Dixie Windsor (c. 1673 – 20 October 1743) was an English Tory politician who sat as MP for Cambridge University from 1705 till 1727.

He was the son of Thomas Windsor, 1st Earl of Plymouth and his second wife. He married Dorothy, the daughter of Sir Richard Slate.

He was known for his strong support of the Church of England. He frequently acted as a teller for the Tory side on issues including disputed elections, Church security and resistance to aspects of the Union with Scotland.

== Education ==
He was educated at Westminster by 1688 to 1691 and matriculated at Trinity College, Cambridge on 26 June 1691 at the age of 17. In 1695, he earned a bachelor of Arts, became a fellow in 1697 and earned a Master of Arts in 1698.

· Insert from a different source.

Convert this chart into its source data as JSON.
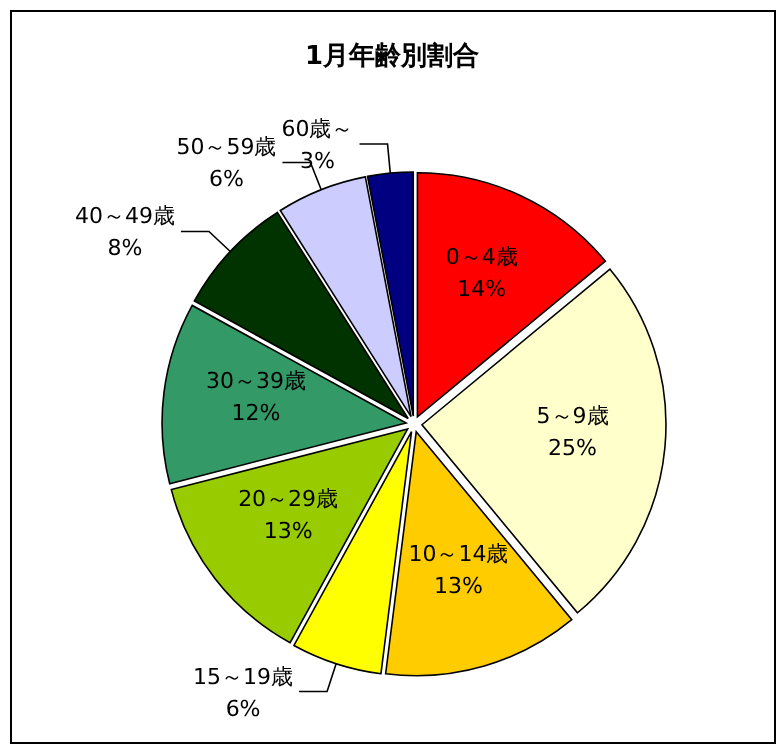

== Parliamentary career ==
He first won an election in 1705 despite facing fierce opposition, including rumoured threats to take away his commission, from Francis Godolphin, the son of Sidney Godolphin, 1st Earl of Godolphin. In 1707, he lost his military commission, likely due to his stance against the ministry. In 1710, he opposed the impeachment of Dr. Henry Sacheverell. In 1712, he received an Ordnance office but still broke with the ministry by voting against the French commerce bill.

In his later career he aligned with the "Hanoverian Tories" generally Tory but supportive of the Hanoverian succession. He demonstrated firm commitment to the Church, notably by supporting the Schism Act of 1714. Windsor kept his Ordnance post until 1717 and remained a moderate Tory thereafter. He died on 20 October 1743.